Thank you for the invitation to join this group and to help plan and/or attend the upcoming 25-year reunion (go Cougars?). High school being four of the unhappiest years of my life, I will not be joining either the group or the reunion, but boy howdy has this invitation stirred up a hive of hometown memories. Please accept these random fragments as my reunion contribution In lieu of my attendance, virtual or real-world.
- There’s the usual angst–not fitting in, not being pretty enough, not being cool enough. No surprises there.
- Then there’s the John Hughes-ness of Asheville: being surrounded by North Asheville money every day while one of those North Asheville classmates mentions he drove past your father’s house and that it could really use a paint job; while you’re wondering whether there will be electricity at your mom’s house when you next stay with her; while you’re afraid your mom will start writing bad checks again and the next store won’t be so lenient.
- There’s realizing you’re gay in early 1990s North Carolina where people have no qualms telling you you’ll be thrown in the Lake of Fire for lesser sins, like being Jewish. And finding out two classmates have bet $50 on whether you’re gay (see above about being surrounded by North Asheville money), which you pretend to be satisfied to settle for them on graduation day.
- There’s beginning to make sense of what my father had done to me when I was a little girl, what he had taken from me, what he was likely doing to and taking from my youngest brother and how I have no power to stop it.
- There’s trying to make sense of my mother putting men above her kids, always, even Chuck the Fuck who tried to hit my brother, said he didn’t like my mouth, and somehow kept getting struck by lightning.
- There’s being embraced by the unlikeliest friends–the heavily Christian girls of the Advanced Women’s Choir–then outed, then ostracized completely.
- There’s my father shouting at me and my brothers about how fucking ungrateful we are. Hasn’t he put a roof over our heads? Hasn’t he put food on the table? Hasn’t he paid for our health insurance? There’s my father grabbing my youngest brother by the arm and dragging him up the stairs for spilling something on the dinner table or speaking in the wrong tone or doing nothing at all. Farther back, there’s my father hitting my youngest brother while he was an infant in his crib and me listening on the other side of the wall. Always feeling so fucking useless.
- There’s my brother plummeting into drug addiction and never climbing back out.
- Of course, there are saving graces (amazing graces?)
- In-school escapes like academics, theater, and journalism
- Teachers who encouraged, empowered, and inspired me: I’m looking at you, Lisa Sessions and Calvin Hall and Gary Mitchell
- Friends from North Buncombe High School: I’m looking at you, Melanie Bateman and Laura Rhodes and darling Eric Sams
- Finding a fearless sophomore girlfriend my senior year
- The beloved 13-inch black-and-white television in my bedroom at my father’s house, where I could lock the door and escape into Northern Exposure, Murphy Brown, Roseanne, and more
- Summers away from Asheville at nerd camps: Summer Ventures studying discrete mathematics and combinatorial games and girls; North Carolina Governor’s School studying poetry and girls and longing
- Bookstores and coffee shops and poetry poetry poetry: Malaprops and Vincent’s Ear and Captain’s Bookshelf; Adrienne Rich and Lawrence Ferlinghetti and Kathryn Stripling Byer
- The Olive Garden gays who introduced me to Scandals and Club Hairspray and pubic grooming (a lesson very painfully learned)
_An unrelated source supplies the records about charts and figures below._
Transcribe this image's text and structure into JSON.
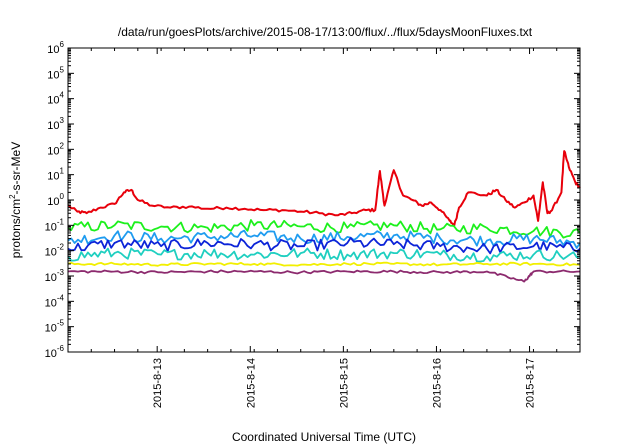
{
  "chart_data": {
    "type": "line",
    "title": "/data/run/goesPlots/archive/2015-08-17/13:00/flux/../flux/5daysMoonFluxes.txt",
    "xlabel": "Coordinated Universal Time (UTC)",
    "ylabel_parts": [
      "protons/cm",
      "2",
      "-s-sr-MeV"
    ],
    "x_start": "2015-08-12 01:00",
    "x_end": "2015-08-17 13:00",
    "xlim_days": [
      0,
      5.5
    ],
    "x_ticks": [
      {
        "label": "2015-8-13",
        "day": 0.958
      },
      {
        "label": "2015-8-14",
        "day": 1.958
      },
      {
        "label": "2015-8-15",
        "day": 2.958
      },
      {
        "label": "2015-8-16",
        "day": 3.958
      },
      {
        "label": "2015-8-17",
        "day": 4.958
      }
    ],
    "y_scale": "log",
    "ylim_exp": [
      -6,
      6
    ],
    "y_ticks": [
      {
        "base": "10",
        "exp": "6"
      },
      {
        "base": "10",
        "exp": "5"
      },
      {
        "base": "10",
        "exp": "4"
      },
      {
        "base": "10",
        "exp": "3"
      },
      {
        "base": "10",
        "exp": "2"
      },
      {
        "base": "10",
        "exp": "1"
      },
      {
        "base": "10",
        "exp": "0"
      },
      {
        "base": "10",
        "exp": "-1"
      },
      {
        "base": "10",
        "exp": "-2"
      },
      {
        "base": "10",
        "exp": "-3"
      },
      {
        "base": "10",
        "exp": "-4"
      },
      {
        "base": "10",
        "exp": "-5"
      },
      {
        "base": "10",
        "exp": "-6"
      }
    ],
    "grid": false,
    "legend": "none",
    "series": [
      {
        "color": "#e8000b",
        "x_days": [
          0,
          0.1,
          0.2,
          0.35,
          0.5,
          0.6,
          0.68,
          0.75,
          0.9,
          1.1,
          1.3,
          1.5,
          1.7,
          1.9,
          2.1,
          2.3,
          2.5,
          2.7,
          2.9,
          3.05,
          3.2,
          3.3,
          3.35,
          3.4,
          3.5,
          3.6,
          3.7,
          3.8,
          3.9,
          4.0,
          4.1,
          4.15,
          4.2,
          4.3,
          4.5,
          4.6,
          4.7,
          4.8,
          4.9,
          5.0,
          5.05,
          5.1,
          5.15,
          5.2,
          5.3,
          5.33,
          5.38,
          5.45,
          5.5
        ],
        "y_values": [
          0.6,
          0.35,
          0.3,
          0.5,
          0.7,
          2.0,
          2.5,
          1.0,
          0.6,
          0.5,
          0.55,
          0.45,
          0.5,
          0.45,
          0.4,
          0.4,
          0.35,
          0.3,
          0.25,
          0.3,
          0.4,
          0.4,
          14,
          0.6,
          15,
          1.5,
          1.0,
          0.6,
          0.8,
          0.4,
          0.15,
          0.1,
          0.5,
          2.0,
          1.5,
          2.5,
          1.0,
          0.5,
          0.8,
          1.5,
          0.15,
          5.0,
          0.3,
          0.4,
          2.0,
          85,
          20,
          5,
          3
        ]
      },
      {
        "color": "#1cf01c",
        "x_days": [
          0,
          0.5,
          1.0,
          1.5,
          2.0,
          2.5,
          3.0,
          3.5,
          4.0,
          4.5,
          5.0,
          5.5
        ],
        "y_values": [
          0.08,
          0.1,
          0.09,
          0.08,
          0.1,
          0.09,
          0.08,
          0.1,
          0.07,
          0.08,
          0.06,
          0.05
        ]
      },
      {
        "color": "#1f9cf0",
        "x_days": [
          0,
          0.5,
          1.0,
          1.5,
          2.0,
          2.5,
          3.0,
          3.5,
          4.0,
          4.5,
          5.0,
          5.5
        ],
        "y_values": [
          0.025,
          0.04,
          0.03,
          0.035,
          0.04,
          0.03,
          0.035,
          0.04,
          0.03,
          0.025,
          0.03,
          0.02
        ]
      },
      {
        "color": "#0c24d8",
        "x_days": [
          0,
          0.5,
          1.0,
          1.5,
          2.0,
          2.5,
          3.0,
          3.5,
          4.0,
          4.5,
          5.0,
          5.5
        ],
        "y_values": [
          0.012,
          0.02,
          0.015,
          0.02,
          0.018,
          0.015,
          0.02,
          0.018,
          0.015,
          0.012,
          0.015,
          0.012
        ]
      },
      {
        "color": "#1fcfc0",
        "x_days": [
          0,
          0.5,
          1.0,
          1.5,
          2.0,
          2.5,
          3.0,
          3.5,
          4.0,
          4.5,
          5.0,
          5.5
        ],
        "y_values": [
          0.006,
          0.008,
          0.007,
          0.008,
          0.007,
          0.008,
          0.007,
          0.008,
          0.007,
          0.006,
          0.007,
          0.006
        ]
      },
      {
        "color": "#f2ef00",
        "x_days": [
          0,
          0.5,
          1.0,
          1.5,
          2.0,
          2.5,
          3.0,
          3.5,
          4.0,
          4.5,
          5.0,
          5.5
        ],
        "y_values": [
          0.003,
          0.003,
          0.0028,
          0.003,
          0.003,
          0.0028,
          0.003,
          0.003,
          0.0028,
          0.003,
          0.003,
          0.0028
        ]
      },
      {
        "color": "#8c2a6e",
        "x_days": [
          0,
          0.5,
          1.0,
          1.5,
          2.0,
          2.5,
          3.0,
          3.5,
          4.0,
          4.5,
          4.9,
          5.0,
          5.5
        ],
        "y_values": [
          0.0015,
          0.0015,
          0.0014,
          0.0015,
          0.0015,
          0.0014,
          0.0015,
          0.0015,
          0.0014,
          0.0015,
          0.0006,
          0.0015,
          0.0015
        ]
      }
    ]
  }
}
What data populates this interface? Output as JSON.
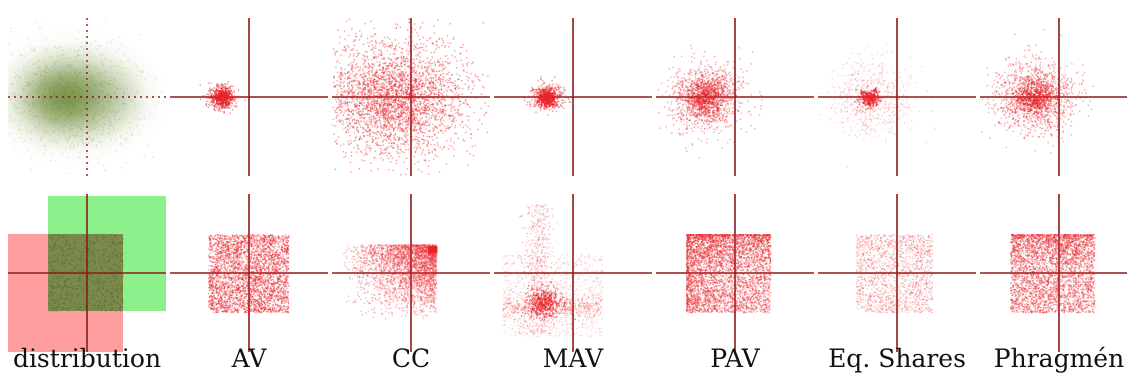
{
  "colors": {
    "axis": "#8b1a1a",
    "voters_green": "#5a7a1a",
    "region_red": "#ff9e9e",
    "region_green": "#8cf08c",
    "overlap": "#7a8a4a",
    "committee_red": "#e8232a"
  },
  "labels": [
    "distribution",
    "AV",
    "CC",
    "MAV",
    "PAV",
    "Eq. Shares",
    "Phragmén"
  ]
}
- And then there’s the nest of sorrow in my bedroom at my mother’s house, a yellow velvet chair and matching yellow standing lamp under whose golden glow I would wrap my arms around my knees and cry for hours. And the black overhead light in my bedroom at my father’s house, under which I’d lie on the floor and keen while quietly blasting Nine Inch Nails.
So thank you, Asheville High Class of 1995 Facebook Group, for thinking of me, but you can stop reminding me of your invitation to those painful years. There will be no Romy & Michelle moment. I will not be triumphantly returning after so triumphantly running away. There is nothing for me there.
Jessica the Westchesbian
Jessica lives with her shiksa wife and geriatric cat in picturesque Tarrytown on the Hudson. Although a proud Westchesbian these days, Jessica grew up in Asheville, North Carolina, back when the opening of the Olive Garden and the 24-hour Walmart were big news. During business hours, Jessica’s a communications professional who translates highly technical concepts into clear, concise, colloquial language that media buyers and sellers can understand. Outside of business hours, she’s a poet, cat mom, wife, avid reader, and lover of questionable crime, sci-fi, and supernatural TV shows (preferably all in one), not necessarily in that order. Her poetry has appeared in Tin House, The Paris Review, LIT, and The Huffington Post, among others.